Jim Smith, Atty. Gen. and Anthony C. Musto, Asst. Atty. Gen., for appellee.

Before HENDRY and NESBITT, JJ., and CHARLES CARROLL (Ret.), Associate Judge.

*1094 NESBITT, Judge.

Appellant, Deborah Wesley, was charged by information in the Circuit Court of the Sixteenth Judicial Circuit with two counts of assault upon a law enforcement officer. The material allegation of the information herein charges that:

Deborah Wesley ... did then and there unlawfully commit battery upon PTL. GEORGE CABANAS, of the Key West Police Department, while said officer was in the lawful performance of his duties, to-wit: making the arrest of said DEBORAH WESLEY, by hitting said PTL. GEORGE CABANAS in the face, in violation of F.S. 784.03 and 784.07.

The remaining count names a different officer upon whom the battery had allegedly been committed but is otherwise essentially the same.

It is important to observe that each count alleges that the appellant unlawfully rather than knowingly committed the battery. Consequently, the accusatory pleading as written constitutes a misdemeanor pursuant to Section 784.03, Florida Statutes (1977) rather than a felony as provided by Section 784.07(2), Florida Statutes (1977). No objection to the jurisdiction of the Circuit Court was raised by a motion to dismiss under Fla.R.Crim.P. 3.190.

After submission of the case, the jury returned the verdict of guilty as to Count I, a battery, and to Count II, an assault upon a law enforcement officer. The trial court withheld adjudication of conviction on the battery count and placed the defendant on probation for a period of two years with the special condition that she serve sixty days in the county jail. With respect to the assault conviction, the court adjudicated the defendant guilty and sentenced her to sixty days in the county jail to be served concurrently with the term of imprisonment on the battery conviction. No motion for arrest of judgment was made to challenge the subject matter jurisdiction of the court in accordance with Fla.R.Crim.P. 3.610.

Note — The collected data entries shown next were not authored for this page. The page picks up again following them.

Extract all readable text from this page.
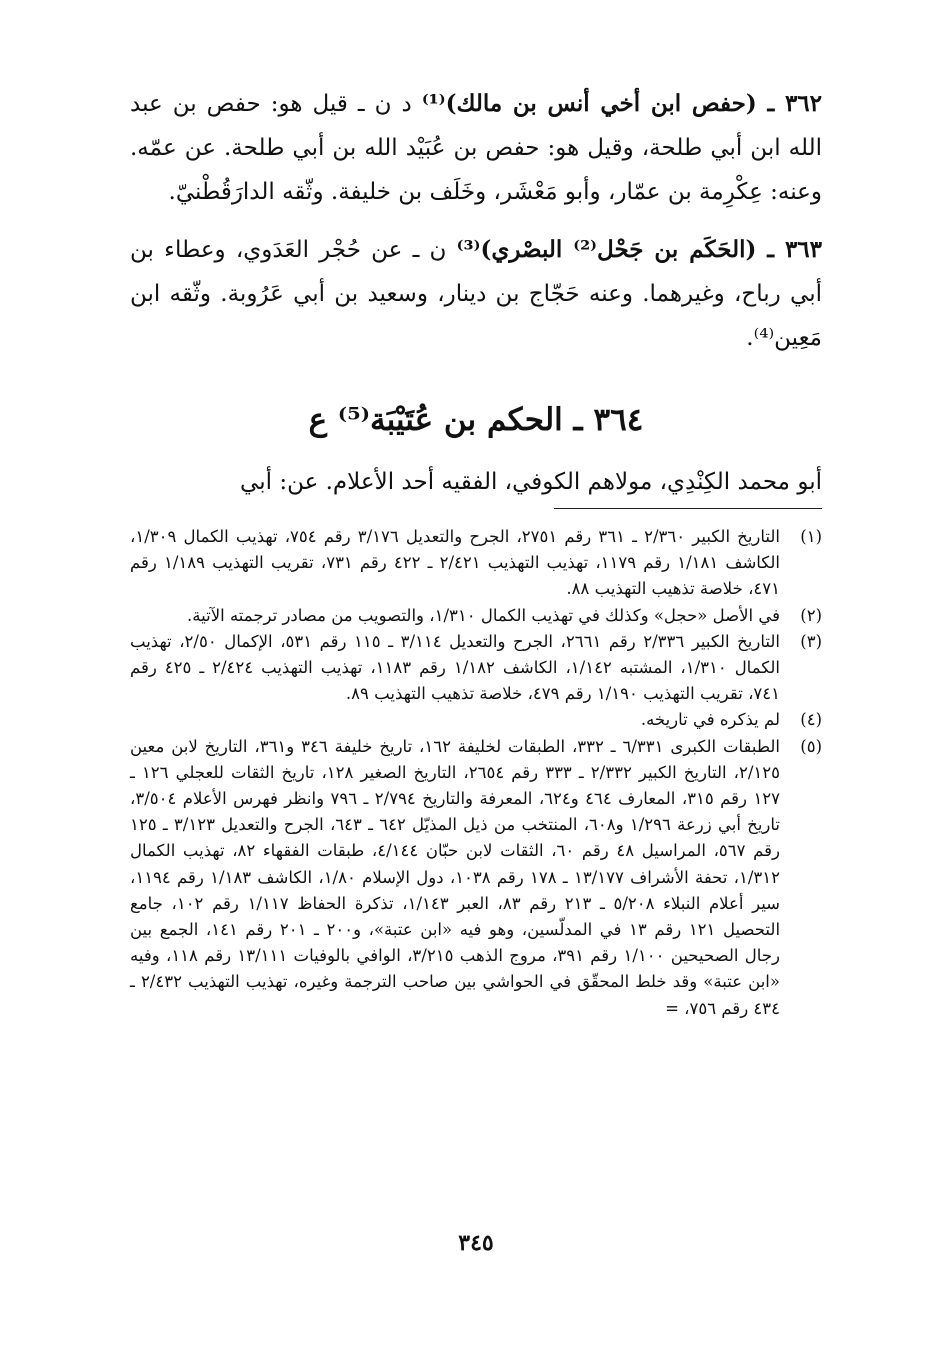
٣٦٢ ـ (حفص ابن أخي أنس بن مالك)⁽¹⁾ د ن ـ قيل هو: حفص بن عبد الله ابن أبي طلحة، وقيل هو: حفص بن عُبَيْد الله بن أبي طلحة. عن عمّه. وعنه: عِكْرِمة بن عمّار، وأبو مَعْشَر، وخَلَف بن خليفة. وثّقه الدارَقُطْنيّ.

٣٦٣ ـ (الحَكَم بن جَحْل⁽²⁾ البصْري)⁽³⁾ ن ـ عن حُجْر العَدَوي، وعطاء بن أبي رباح، وغيرهما. وعنه حَجّاج بن دينار، وسعيد بن أبي عَرُوبة. وثّقه ابن مَعِين⁽⁴⁾.

٣٦٤ ـ الحكم بن عُتَيْبَة⁽⁵⁾ ع

أبو محمد الكِنْدِي، مولاهم الكوفي، الفقيه أحد الأعلام. عن: أبي

(١)
التاريخ الكبير ٢/٣٦٠ ـ ٣٦١ رقم ٢٧٥١، الجرح والتعديل ٣/١٧٦ رقم ٧٥٤، تهذيب الكمال ١/٣٠٩، الكاشف ١/١٨١ رقم ١١٧٩، تهذيب التهذيب ٢/٤٢١ ـ ٤٢٢ رقم ٧٣١، تقريب التهذيب ١/١٨٩ رقم ٤٧١، خلاصة تذهيب التهذيب ٨٨.
(٢)
في الأصل «حجل» وكذلك في تهذيب الكمال ١/٣١٠، والتصويب من مصادر ترجمته الآتية.
(٣)
التاريخ الكبير ٢/٣٣٦ رقم ٢٦٦١، الجرح والتعديل ٣/١١٤ ـ ١١٥ رقم ٥٣١، الإكمال ٢/٥٠، تهذيب الكمال ١/٣١٠، المشتبه ١/١٤٢، الكاشف ١/١٨٢ رقم ١١٨٣، تهذيب التهذيب ٢/٤٢٤ ـ ٤٢٥ رقم ٧٤١، تقريب التهذيب ١/١٩٠ رقم ٤٧٩، خلاصة تذهيب التهذيب ٨٩.
(٤)
لم يذكره في تاريخه.
(٥)
الطبقات الكبرى ٦/٣٣١ ـ ٣٣٢، الطبقات لخليفة ١٦٢، تاريخ خليفة ٣٤٦ و٣٦١، التاريخ لابن معين ٢/١٢٥، التاريخ الكبير ٢/٣٣٢ ـ ٣٣٣ رقم ٢٦٥٤، التاريخ الصغير ١٢٨، تاريخ الثقات للعجلي ١٢٦ ـ ١٢٧ رقم ٣١٥، المعارف ٤٦٤ و٦٢٤، المعرفة والتاريخ ٢/٧٩٤ ـ ٧٩٦ وانظر فهرس الأعلام ٣/٥٠٤، تاريخ أبي زرعة ١/٢٩٦ و٦٠٨، المنتخب من ذيل المذيّل ٦٤٢ ـ ٦٤٣، الجرح والتعديل ٣/١٢٣ ـ ١٢٥ رقم ٥٦٧، المراسيل ٤٨ رقم ٦٠، الثقات لابن حبّان ٤/١٤٤، طبقات الفقهاء ٨٢، تهذيب الكمال ١/٣١٢، تحفة الأشراف ١٣/١٧٧ ـ ١٧٨ رقم ١٠٣٨، دول الإسلام ١/٨٠، الكاشف ١/١٨٣ رقم ١١٩٤، سير أعلام النبلاء ٥/٢٠٨ ـ ٢١٣ رقم ٨٣، العبر ١/١٤٣، تذكرة الحفاظ ١/١١٧ رقم ١٠٢، جامع التحصيل ١٢١ رقم ١٣ في المدلّسين، وهو فيه «ابن عتبة»، و٢٠٠ ـ ٢٠١ رقم ١٤١، الجمع بين رجال الصحيحين ١/١٠٠ رقم ٣٩١، مروج الذهب ٣/٢١٥، الوافي بالوفيات ١٣/١١١ رقم ١١٨، وفيه «ابن عتبة» وقد خلط المحقّق في الحواشي بين صاحب الترجمة وغيره، تهذيب التهذيب ٢/٤٣٢ ـ ٤٣٤ رقم ٧٥٦، =
٣٤٥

Pursuant to Article V, Section 5(b), Florida Constitution, the Legislature has prescribed the jurisdiction of the Circuit Courts over criminal offenses by the adoption of Section 26.012(2)(d), Florida Statutes (1977), which in pertinent part provides as follows: "[o]f all felonies and of all misdemeanors arising out of the same circumstances as a felony which is also charged."

The threshold question is whether the appellant may challenge the jurisdiction of the Circuit Court initially on appeal. The lack of subject matter jurisdiction is fundamental error and can be raised at any time. Solomon v. State, 341 So. 2d 537 (Fla.2d DCA 1977). In the present case, each count of the information initially charges the appellant with a misdemeanor over which the Circuit Court lacks subject matter jurisdiction. Consequently, the conviction of an assault upon a law enforcement officer did not arise out of an offense over which the Circuit Court had jurisdiction and is therefore void. Englund v. State, 368 So. 2d 86 (Fla.2d DCA 1979); Radford v. State, 360 So. 2d 1303 (Fla.2d DCA 1978); and Waters v. State, 354 So. 2d 1277 (Fla.2d DCA 1978).

Accordingly, the judgments and sentences are hereby vacated and the case is reversed and remanded for further proceedings consistent with this opinion.